A possible cause for the discrepancy between on-level and advanced classes could be the reward of improving one’s grade point average or earning college credit.

“The higher level classes seem to have a little more motivation because they have that college credit option,” Baker said. “But otherwise, the motivation, I definitely feel, is a little less.” 

Baker presumes the drop in effort stems from the forgiving environment created in 2020 due to the pandemic. 

“When Covid hit, I feel like we were just trying to be as accommodating as possible, which lowered expectations because we just wanted to get something out of the students,” Baker said. “I feel like that is kind of where they’re staying — that’s what they were used to, so it’s harder to bring them up.”

The change in schedule organization also impacted Baker’s teaching style and how she organizes her lesson plans.  

“The block scheduling has changed it, too,” Baker said. “I feel like we were able to teach sections of content; now we’re trying to combine sections together or spread them out.” 

This takes a toll on students’ motivation as well because of the extended time they spend in class. 

“They don’t have as much homework as they used to, so they don’t do as much outside practice,” Baker said. “They have so many opportunities to finish work in class, that if they’re assigned something outside of class, they won’t do it.” 

Baker suggests that preparing students for college-level coursework is necessary to incite motivation. 

“[I have to] remind them what our goal is: next year, you’re taking a college-level class,” she said. “We need to ramp it up so you’re prepared for that.”


A Motivated Mindset

Staying motivated and consistent plays a big role in junior Jenae Lee’s daily life in order to combat stress during the school year. 

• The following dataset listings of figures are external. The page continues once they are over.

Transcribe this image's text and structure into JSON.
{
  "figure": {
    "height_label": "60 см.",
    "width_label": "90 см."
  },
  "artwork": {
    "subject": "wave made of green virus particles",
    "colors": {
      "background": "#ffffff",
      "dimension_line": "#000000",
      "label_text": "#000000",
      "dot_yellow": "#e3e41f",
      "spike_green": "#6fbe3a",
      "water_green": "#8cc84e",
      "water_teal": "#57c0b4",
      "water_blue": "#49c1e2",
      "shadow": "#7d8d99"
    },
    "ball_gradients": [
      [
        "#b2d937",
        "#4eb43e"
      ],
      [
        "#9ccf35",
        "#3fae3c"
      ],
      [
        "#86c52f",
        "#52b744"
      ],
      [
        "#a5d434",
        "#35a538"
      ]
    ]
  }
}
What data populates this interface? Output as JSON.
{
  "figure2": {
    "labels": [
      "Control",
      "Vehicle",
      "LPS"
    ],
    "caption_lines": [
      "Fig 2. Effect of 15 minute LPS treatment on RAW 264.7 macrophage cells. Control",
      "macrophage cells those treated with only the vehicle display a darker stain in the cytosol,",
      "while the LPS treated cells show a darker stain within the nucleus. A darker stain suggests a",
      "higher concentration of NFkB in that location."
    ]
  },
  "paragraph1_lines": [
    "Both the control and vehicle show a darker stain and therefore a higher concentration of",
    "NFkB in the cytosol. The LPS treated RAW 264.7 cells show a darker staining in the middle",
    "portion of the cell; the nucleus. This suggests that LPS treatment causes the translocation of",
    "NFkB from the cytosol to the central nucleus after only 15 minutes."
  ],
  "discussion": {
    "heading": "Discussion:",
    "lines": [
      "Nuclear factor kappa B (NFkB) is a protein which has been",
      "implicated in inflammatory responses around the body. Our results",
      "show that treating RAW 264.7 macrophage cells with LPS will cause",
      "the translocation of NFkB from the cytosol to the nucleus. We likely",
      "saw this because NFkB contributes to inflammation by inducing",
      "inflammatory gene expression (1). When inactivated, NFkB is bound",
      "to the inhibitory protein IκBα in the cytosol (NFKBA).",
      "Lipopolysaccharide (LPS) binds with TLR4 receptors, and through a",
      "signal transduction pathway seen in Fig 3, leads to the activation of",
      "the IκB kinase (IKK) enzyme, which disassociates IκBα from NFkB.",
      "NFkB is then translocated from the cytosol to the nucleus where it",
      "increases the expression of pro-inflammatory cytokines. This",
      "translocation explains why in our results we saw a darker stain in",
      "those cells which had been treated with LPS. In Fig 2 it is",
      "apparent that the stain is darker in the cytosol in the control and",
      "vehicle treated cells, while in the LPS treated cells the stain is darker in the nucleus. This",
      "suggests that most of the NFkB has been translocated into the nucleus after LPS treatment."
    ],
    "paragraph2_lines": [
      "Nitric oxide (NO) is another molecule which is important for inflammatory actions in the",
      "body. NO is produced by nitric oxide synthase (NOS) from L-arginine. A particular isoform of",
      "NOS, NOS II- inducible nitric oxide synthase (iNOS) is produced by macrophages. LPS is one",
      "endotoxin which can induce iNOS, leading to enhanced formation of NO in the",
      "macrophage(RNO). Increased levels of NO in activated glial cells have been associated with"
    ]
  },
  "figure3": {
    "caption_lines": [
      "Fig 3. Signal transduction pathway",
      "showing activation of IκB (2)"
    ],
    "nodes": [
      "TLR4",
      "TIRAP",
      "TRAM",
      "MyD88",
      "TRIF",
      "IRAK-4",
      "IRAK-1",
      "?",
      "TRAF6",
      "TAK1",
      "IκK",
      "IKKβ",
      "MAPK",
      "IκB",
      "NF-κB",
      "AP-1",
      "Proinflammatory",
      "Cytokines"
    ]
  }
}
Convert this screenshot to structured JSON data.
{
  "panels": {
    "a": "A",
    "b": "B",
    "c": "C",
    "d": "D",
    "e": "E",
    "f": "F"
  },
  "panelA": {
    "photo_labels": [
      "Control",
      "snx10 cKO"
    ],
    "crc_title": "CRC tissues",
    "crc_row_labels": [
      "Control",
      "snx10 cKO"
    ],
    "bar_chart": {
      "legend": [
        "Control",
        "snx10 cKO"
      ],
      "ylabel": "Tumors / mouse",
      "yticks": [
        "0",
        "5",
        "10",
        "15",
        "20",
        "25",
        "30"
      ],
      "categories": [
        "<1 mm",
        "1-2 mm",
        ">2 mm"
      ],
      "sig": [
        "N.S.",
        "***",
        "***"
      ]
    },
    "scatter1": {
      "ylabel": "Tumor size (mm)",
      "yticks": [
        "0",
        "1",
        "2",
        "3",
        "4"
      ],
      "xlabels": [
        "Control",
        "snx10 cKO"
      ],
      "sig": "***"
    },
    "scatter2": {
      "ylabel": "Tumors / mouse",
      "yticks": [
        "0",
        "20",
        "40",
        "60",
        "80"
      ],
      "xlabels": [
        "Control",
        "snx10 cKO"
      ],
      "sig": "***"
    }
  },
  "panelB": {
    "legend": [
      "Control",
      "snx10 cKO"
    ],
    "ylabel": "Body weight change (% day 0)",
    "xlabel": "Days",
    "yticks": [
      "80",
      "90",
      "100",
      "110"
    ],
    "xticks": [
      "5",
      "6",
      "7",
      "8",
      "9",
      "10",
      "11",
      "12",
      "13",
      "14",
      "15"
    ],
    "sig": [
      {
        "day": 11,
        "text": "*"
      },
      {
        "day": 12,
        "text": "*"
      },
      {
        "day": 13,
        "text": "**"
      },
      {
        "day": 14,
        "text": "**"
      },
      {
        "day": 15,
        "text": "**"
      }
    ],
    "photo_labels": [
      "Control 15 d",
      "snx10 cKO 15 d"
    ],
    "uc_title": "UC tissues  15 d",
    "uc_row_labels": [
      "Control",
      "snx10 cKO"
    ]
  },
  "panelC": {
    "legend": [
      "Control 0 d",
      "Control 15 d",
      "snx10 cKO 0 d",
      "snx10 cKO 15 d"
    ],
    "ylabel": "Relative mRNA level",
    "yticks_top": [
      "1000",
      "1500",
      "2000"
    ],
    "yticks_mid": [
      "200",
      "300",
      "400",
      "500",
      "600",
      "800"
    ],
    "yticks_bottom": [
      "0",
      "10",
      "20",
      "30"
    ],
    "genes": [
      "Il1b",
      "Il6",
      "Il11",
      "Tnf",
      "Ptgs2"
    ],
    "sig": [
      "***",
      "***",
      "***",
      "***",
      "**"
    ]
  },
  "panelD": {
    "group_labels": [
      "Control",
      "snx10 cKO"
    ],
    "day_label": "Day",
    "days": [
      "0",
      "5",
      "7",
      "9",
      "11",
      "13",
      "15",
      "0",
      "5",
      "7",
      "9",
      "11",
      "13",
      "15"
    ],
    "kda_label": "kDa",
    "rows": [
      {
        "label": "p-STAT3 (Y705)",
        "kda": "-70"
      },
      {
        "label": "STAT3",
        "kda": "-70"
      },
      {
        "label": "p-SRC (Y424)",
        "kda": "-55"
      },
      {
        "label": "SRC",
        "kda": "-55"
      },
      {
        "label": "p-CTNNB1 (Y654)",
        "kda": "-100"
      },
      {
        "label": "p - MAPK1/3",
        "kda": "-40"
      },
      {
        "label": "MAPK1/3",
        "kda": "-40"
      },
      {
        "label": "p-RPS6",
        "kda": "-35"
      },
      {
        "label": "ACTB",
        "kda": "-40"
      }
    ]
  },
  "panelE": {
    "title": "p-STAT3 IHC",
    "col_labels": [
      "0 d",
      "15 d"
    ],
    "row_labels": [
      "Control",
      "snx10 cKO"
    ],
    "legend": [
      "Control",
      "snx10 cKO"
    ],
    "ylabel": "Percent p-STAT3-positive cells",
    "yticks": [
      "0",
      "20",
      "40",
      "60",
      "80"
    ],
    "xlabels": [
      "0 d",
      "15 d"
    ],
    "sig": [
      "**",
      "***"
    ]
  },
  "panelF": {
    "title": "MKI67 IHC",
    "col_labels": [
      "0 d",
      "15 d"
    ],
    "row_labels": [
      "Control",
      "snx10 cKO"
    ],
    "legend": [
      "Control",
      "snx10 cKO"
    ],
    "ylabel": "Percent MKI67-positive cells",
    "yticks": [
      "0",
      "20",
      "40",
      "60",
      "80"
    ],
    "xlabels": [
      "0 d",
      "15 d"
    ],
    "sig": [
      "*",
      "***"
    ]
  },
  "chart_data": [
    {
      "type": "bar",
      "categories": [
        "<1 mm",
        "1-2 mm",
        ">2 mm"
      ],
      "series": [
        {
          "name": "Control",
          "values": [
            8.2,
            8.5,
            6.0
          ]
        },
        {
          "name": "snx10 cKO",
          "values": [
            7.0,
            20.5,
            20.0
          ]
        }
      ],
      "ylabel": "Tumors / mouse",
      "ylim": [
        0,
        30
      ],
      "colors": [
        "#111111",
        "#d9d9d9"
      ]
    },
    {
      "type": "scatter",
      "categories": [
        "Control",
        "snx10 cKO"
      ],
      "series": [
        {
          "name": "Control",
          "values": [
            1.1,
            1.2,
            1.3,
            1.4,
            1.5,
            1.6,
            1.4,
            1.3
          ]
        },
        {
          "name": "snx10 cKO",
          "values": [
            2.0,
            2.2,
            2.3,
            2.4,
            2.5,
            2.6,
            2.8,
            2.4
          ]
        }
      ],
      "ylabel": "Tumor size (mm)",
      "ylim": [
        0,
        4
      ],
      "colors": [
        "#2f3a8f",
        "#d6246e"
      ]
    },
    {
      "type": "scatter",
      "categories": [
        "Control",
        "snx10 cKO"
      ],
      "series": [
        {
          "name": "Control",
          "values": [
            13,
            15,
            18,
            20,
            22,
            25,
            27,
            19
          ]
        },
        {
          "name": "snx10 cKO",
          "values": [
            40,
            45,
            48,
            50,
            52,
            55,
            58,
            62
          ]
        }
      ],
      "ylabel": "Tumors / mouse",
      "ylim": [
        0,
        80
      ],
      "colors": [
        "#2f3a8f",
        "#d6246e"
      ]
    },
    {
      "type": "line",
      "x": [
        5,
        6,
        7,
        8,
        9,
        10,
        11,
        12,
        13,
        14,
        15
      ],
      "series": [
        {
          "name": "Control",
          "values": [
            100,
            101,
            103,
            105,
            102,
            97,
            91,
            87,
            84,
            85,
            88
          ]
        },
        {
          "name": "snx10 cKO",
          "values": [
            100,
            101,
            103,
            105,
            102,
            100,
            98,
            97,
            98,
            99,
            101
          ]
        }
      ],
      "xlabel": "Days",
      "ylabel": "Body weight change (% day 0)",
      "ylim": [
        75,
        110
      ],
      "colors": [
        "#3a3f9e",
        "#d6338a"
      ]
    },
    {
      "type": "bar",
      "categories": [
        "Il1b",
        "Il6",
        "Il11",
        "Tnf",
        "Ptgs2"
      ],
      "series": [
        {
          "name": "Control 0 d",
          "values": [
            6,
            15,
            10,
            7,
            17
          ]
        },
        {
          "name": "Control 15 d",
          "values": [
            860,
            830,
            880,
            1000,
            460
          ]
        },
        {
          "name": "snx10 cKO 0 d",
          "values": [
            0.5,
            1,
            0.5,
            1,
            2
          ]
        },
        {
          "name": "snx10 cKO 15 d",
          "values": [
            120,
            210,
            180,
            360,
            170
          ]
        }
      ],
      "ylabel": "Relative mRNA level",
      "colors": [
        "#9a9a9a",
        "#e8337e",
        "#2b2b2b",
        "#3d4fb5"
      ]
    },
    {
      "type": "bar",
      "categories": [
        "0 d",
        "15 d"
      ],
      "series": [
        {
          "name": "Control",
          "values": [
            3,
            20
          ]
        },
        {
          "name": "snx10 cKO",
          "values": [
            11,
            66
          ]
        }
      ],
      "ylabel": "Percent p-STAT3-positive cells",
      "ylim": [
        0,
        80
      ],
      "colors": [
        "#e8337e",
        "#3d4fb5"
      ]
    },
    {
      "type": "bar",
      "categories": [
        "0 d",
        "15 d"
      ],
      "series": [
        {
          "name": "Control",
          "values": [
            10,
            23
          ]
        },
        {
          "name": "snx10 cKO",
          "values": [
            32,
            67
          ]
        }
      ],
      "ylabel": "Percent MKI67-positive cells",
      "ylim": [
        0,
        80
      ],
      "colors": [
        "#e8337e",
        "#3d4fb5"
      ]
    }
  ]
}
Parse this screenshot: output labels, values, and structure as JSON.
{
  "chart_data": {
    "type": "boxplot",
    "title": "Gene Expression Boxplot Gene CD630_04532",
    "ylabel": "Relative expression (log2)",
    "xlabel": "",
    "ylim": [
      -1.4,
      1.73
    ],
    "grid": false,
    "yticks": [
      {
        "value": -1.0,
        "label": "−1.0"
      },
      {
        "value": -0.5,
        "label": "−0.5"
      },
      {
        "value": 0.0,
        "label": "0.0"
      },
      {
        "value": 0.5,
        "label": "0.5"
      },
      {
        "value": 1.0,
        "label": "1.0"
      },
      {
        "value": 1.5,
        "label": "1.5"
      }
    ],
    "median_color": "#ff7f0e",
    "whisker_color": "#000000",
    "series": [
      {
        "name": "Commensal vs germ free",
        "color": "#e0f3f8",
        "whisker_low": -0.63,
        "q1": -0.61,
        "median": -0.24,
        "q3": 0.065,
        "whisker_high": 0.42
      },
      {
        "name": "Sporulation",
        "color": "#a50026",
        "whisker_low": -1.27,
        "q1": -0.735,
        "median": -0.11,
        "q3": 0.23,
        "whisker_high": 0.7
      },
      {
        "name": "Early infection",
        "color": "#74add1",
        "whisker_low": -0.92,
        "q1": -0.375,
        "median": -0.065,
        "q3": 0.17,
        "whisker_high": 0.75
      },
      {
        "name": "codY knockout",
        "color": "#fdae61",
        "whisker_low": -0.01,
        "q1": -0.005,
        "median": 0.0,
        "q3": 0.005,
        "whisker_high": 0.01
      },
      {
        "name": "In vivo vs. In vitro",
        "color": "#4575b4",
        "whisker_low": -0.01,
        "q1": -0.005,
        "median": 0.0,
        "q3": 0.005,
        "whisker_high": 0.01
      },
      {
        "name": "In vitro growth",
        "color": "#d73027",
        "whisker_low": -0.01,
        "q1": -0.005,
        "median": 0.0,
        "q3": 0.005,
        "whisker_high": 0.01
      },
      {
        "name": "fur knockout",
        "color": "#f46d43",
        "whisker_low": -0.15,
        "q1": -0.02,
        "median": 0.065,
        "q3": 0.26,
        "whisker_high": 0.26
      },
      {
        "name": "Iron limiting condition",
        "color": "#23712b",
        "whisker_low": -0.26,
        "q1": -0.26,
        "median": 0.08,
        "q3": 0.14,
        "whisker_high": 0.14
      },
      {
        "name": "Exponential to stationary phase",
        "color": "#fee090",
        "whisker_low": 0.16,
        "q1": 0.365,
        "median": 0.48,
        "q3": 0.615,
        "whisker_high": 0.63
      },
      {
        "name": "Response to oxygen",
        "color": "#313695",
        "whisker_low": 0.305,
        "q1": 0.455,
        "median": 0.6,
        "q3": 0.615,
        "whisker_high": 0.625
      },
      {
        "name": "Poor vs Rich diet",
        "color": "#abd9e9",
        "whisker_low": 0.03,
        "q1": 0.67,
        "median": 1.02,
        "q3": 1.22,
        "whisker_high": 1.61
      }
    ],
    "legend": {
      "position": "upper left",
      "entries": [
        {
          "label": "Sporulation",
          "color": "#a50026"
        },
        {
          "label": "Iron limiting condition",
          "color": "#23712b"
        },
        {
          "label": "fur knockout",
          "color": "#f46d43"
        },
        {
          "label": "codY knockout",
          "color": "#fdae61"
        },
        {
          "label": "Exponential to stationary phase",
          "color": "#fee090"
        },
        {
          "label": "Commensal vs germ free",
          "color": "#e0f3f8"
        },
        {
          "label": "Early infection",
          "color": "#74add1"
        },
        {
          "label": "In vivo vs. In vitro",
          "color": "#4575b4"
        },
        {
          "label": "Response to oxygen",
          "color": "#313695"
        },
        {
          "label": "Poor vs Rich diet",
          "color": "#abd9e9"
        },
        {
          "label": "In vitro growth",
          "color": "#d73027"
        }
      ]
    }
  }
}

Lee visits the gym often to help improve her mental health, giving her a better focus on schoolwork.

“I always workout after school to help my mentality before I start studying,” Lee said.

She finds having something she’s passionate about helps her health and staying focused in school. Lee recommends finding a hobby you truly enjoy out of school for anyone struggling with motivation.

“Have passions outside of school,” Lee said. “Remember your future [to] motivate yourself.” 

Low grades are a common stress factor for students that may feel extremely heavy. 

“I have had moments of unmotivation,” Lee said. “Usually how I cope with that is once I see the grades start dropping, that kind of freaks me out, so I communicate with teachers for help.” 

Another way of staying driven in school for Lee is thinking back to all the effort and work she has put into her high school years. This keeps her focused on her schoolwork.

 This type of mindset keeps Lee determined for her future and prevents her from falling off of assignments.

“I have motivation to keep going and not ruin my GPA from slacking,” Lee said.